Повести и рассказы
Шрифт:
— Осторожно! — закричала Лисси, — у тебя в кармане яичные порошки! Не раздави!
У меня немного отлегло от сердца. Мы пошли разыскивать сестру милосердия. Она обошлась с нами отзывчиво после того, как Лисси обещала ей контрамарку в театр. Она жила при госпитале и тут же отправилась на кухню. Как видно, получить яйцо было нелегко, потому что мы томились целых полчаса. Вручая Лисси яйцо, сестра сказала, что у нее есть племянник, молодой человек, скоро отправляющийся на фронт, — большой поклонник оперетты. Лисси пообещала контрамарку и для племянника.

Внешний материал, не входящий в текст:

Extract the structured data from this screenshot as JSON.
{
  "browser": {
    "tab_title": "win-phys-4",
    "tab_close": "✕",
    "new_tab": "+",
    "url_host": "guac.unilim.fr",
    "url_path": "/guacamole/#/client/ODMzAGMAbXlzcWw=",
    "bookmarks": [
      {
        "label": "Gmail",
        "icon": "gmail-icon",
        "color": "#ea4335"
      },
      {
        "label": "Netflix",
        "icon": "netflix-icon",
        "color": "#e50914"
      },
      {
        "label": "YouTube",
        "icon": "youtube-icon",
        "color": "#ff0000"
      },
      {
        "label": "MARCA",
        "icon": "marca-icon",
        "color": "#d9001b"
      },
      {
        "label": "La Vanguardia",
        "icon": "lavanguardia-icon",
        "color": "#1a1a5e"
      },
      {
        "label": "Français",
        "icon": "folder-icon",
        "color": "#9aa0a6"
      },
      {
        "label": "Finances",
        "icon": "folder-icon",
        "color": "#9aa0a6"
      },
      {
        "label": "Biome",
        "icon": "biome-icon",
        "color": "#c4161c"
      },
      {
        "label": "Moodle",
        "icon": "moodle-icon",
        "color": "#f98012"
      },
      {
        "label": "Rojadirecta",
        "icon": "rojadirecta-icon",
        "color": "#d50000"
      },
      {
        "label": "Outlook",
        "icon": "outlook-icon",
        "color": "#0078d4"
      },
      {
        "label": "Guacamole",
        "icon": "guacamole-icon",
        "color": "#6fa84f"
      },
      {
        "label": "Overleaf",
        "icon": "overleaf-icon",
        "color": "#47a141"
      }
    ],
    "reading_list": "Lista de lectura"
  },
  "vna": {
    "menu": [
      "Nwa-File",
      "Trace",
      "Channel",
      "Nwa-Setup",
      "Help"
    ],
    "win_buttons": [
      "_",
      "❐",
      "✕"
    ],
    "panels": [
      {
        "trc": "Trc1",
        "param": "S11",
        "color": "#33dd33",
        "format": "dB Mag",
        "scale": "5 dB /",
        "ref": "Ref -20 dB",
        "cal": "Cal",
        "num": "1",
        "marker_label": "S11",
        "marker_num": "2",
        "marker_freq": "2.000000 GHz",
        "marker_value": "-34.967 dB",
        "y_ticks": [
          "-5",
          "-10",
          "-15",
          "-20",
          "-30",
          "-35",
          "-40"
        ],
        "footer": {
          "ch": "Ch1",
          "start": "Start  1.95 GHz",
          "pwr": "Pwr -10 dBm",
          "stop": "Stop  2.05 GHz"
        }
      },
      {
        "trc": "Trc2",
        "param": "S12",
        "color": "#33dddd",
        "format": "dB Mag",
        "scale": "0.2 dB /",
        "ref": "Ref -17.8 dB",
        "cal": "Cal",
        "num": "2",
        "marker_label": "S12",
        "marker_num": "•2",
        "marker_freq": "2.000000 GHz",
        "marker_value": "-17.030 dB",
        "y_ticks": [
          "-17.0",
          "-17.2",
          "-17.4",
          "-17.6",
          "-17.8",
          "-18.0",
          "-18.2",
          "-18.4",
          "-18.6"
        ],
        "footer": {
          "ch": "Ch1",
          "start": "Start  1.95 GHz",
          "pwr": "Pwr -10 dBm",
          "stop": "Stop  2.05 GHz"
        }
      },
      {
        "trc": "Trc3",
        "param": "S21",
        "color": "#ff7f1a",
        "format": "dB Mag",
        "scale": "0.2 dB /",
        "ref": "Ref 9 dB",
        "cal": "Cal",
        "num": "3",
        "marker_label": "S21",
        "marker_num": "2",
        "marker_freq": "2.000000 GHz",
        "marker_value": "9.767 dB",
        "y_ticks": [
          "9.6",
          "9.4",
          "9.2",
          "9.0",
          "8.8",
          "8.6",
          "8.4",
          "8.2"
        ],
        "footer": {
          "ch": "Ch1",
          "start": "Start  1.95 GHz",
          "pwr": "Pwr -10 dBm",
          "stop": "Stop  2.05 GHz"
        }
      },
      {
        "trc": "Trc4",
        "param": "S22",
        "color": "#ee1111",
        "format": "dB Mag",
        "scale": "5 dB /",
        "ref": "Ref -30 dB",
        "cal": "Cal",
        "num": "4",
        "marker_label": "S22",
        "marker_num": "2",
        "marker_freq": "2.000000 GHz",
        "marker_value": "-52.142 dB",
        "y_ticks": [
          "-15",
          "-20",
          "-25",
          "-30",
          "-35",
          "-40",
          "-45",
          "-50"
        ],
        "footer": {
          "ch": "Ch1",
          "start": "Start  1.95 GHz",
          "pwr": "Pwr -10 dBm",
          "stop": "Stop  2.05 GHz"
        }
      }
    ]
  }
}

Мы тут же занялись священнодействием лечения. Нам были предоставлены два блюдца, в одно из которых мы слили белок, в другое — желток. Красноватый, блестящий глаз
— Не торопись, — сказала Лисси.
Потом она выпила белок, чтобы не пропадал, и, сморщившись, велела мне попробовать голос. Не прекословя, я исполнил требование. Ничего не переменилось, словно и не было никакого яйца. Мы посидели в безмолвии.
— Ясно, — сказала Лисси, — такие истории с голосом иногда тянутся неделями. Надо идти к директору — заявить, что ты не можешь петь.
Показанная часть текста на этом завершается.